Ella dice que el médico se le insinuó y le provocó dos orgasmos mientras la examinaba, en una revisión después de una operación de útero.
Él lo niega y dice que fue la mujer quien lo acosó con mensajes eróticos y llamadas.
“Me pareció que aquello estaba mal pero yo no sabía cómo eran los exámenes de un ginecólogo después de una operación” , dice esta señora.

La paciente y su marido no le dieron más importancia porque la enfermedad uterina que padecía requería un tratamiento, y un cambio de ginecólogo retrasaría el proceso.
Bibi Giles, además, dice que soportó miradas sucias y frases subidas de tono, y que cuando le contó al ginecólogo que le dolían los puntos él le contestó:
“Eso es porque aún no has tenido sexo.

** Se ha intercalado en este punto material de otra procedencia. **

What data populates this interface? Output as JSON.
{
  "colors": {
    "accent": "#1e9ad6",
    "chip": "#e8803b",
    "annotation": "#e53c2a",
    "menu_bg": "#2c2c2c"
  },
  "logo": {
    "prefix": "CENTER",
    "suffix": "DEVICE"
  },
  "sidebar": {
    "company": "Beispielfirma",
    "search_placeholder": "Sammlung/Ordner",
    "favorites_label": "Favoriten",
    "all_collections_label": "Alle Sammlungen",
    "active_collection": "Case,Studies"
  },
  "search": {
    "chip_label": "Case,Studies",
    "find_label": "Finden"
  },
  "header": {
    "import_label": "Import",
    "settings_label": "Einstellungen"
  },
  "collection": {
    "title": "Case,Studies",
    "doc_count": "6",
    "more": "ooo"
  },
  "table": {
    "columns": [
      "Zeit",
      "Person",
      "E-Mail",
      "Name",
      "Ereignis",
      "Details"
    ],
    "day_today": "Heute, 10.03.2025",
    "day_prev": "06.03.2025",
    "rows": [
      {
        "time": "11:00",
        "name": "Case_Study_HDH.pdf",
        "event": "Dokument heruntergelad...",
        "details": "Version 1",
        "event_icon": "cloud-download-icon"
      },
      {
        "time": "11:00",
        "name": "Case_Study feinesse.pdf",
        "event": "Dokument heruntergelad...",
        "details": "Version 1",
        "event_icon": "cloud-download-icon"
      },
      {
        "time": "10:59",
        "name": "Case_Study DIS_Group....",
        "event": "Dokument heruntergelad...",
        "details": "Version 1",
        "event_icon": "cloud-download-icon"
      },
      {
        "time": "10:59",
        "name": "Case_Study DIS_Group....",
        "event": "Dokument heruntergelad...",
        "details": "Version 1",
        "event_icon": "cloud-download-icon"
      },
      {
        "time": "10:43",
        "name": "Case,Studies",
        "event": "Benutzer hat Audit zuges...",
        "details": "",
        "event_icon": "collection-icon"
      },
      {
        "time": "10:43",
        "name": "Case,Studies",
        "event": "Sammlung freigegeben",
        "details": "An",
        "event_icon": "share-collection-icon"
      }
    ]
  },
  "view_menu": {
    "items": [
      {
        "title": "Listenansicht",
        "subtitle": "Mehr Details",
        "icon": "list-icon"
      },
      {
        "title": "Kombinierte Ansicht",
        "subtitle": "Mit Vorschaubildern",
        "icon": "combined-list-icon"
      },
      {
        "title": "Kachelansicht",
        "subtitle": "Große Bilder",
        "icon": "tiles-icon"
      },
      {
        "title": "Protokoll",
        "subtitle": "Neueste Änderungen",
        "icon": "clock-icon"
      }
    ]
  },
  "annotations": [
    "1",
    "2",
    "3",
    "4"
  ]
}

Si no lo tienes sufrirás una explosión”. ¡Toma!
La defensa dice que es Giles quien cortejaba a Thomson y no al revés y presenta como prueba un mensaje de móvil en el que ella se muestra abiertamente insinuante con su médico.
Qué caso, no se habla de otra cosa en los tabloides británicos. Lo que más me sorprende es que el marido no le diera ninguna importancia. Eso es comprensión, sí señor.